Produção de biodiesel deverá focar palmáceas
|
|
|
|
domingo, 02 março 2008
. Diário do Nordeste
|
O futuro da produção do biodiesel no Ceará pode não estar mais na mamona, e sim em uma outra planta bastante comum por aqui: a palmácea. A informação, surpreendente, foi dada ontem pelo presidente da Agência de Desenvolvimento Econômico do Ceará (Adece), Antônio Balhmann, durante conversa com os deputados na Assembléia Legislativa.
´Há uma tendência, ou começa a haver uma preocupação, de que a biomassa, que vai municiar as produções do biodiesel, deverá estar nas palmáceas´, declara.
Segundo Balhmann, as palmáceas, como a macaúba, o babaçu, o buriti e o dendê, têm potencialidade por possuírem escala, por serem uma das culturas permanentes no Estado. Além desta, Balhmann ainda cita o coco como outra cultura que poderá ser utilizada como produtora de biomassa. ´Haverá a tendência da diversificação do uso do coco para o biodiesel, além da sua utilização alimentícia´, afirma.

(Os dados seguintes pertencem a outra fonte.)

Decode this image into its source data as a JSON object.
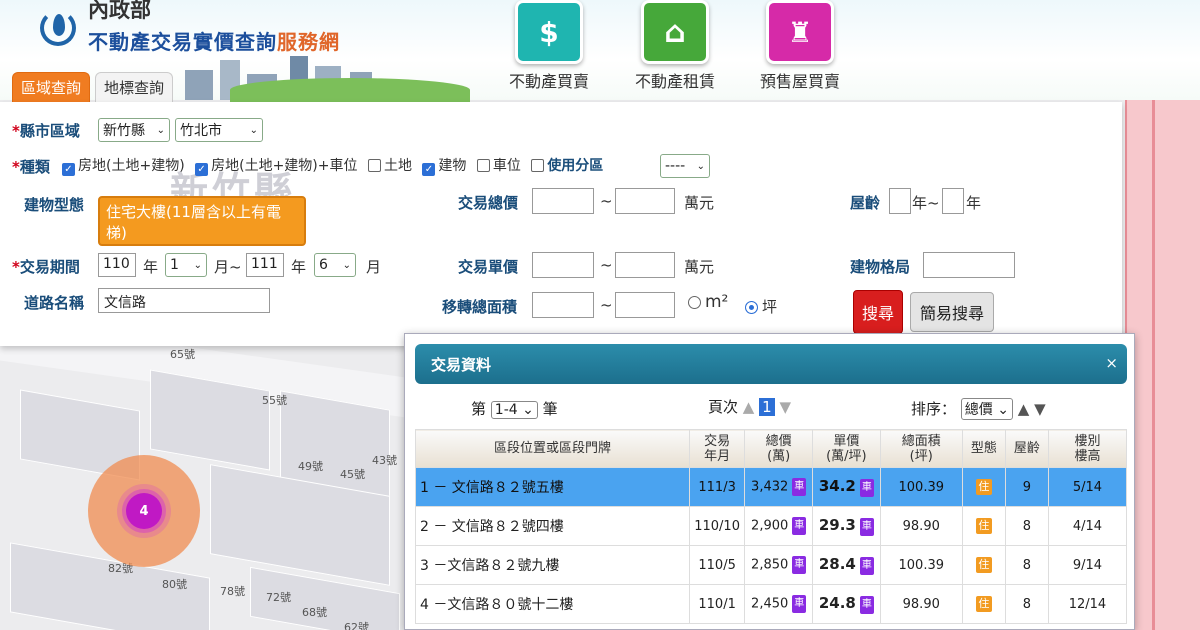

O Brasil já possui domínio tecnológico para a produção de biodiesel por meio das palmáceas, e a vantagem delas é a possibilidade de ampliarem a produtividade do combustível a níveis que serão necessários para suprir a demanda crescente no Brasil, com a obrigatoriedade do biodiesel no óleo diesel, através da Lei do Biodiesel, que gera um mercado potencial de 1 bilhão de litros por ano, até 2012. A partir desse ano, com um percentual obrigatório de 5%, o mercado abre-se para uma demanda potencial de 2,4 bilhões de litros/ano.
O chefe-geral da Embrapa Agroenergia, Frederico Durães, já vinha atentando para a potencialidade das palmáceas há algum tempo. “Essas [as palmáceas] são importantes porque, do ponto de vista da concentração nativa desses materiais, têm uma população enorme. Podemos aproveitar essa diversidade tanto para uma utilização controlada, com marco regulatório definido e manejo sustentado, como para uma oferta de curto prazo dessas palmáceas na matéria-prima do biodiesel, enquanto criamos domínio tecnológico dessas palmáceas para colocá-las em outros ecossistemas com produtividade ainda alta”, informou em reportagem da Agência Brasil, no ano passado.
Problema da mamonaO anúncio da nova possibilidade de extração do combustível verde pelo presidente da Adece veio com o reconhecimento dos obstáculos que o governo estadual vem encontrando em emplacar a produção da mamona no interior do Estado do Ceará.
´Isso vai se confirmando [a possibilidade da palmácea], em função da dificuldade que temos com a mamona, que tem as dificuldades de produtividade, de distribuição espacial, de volume de produção´, admite Antônio Balhmann.
Em reportagem especial, no último dia 17, o Diário do Nordeste discutiu a cultura da mamona no Interior do Estado e observou que ainda existe uma resistência no campo para a produção da oleaginosa, apesar dos incentivos governamentais. Os agricultores permanecem desinteressados pelo cultivo da semente que acreditam possuir baixa rentabilidade e de difícil interação com as atividades econômicas tradicionais.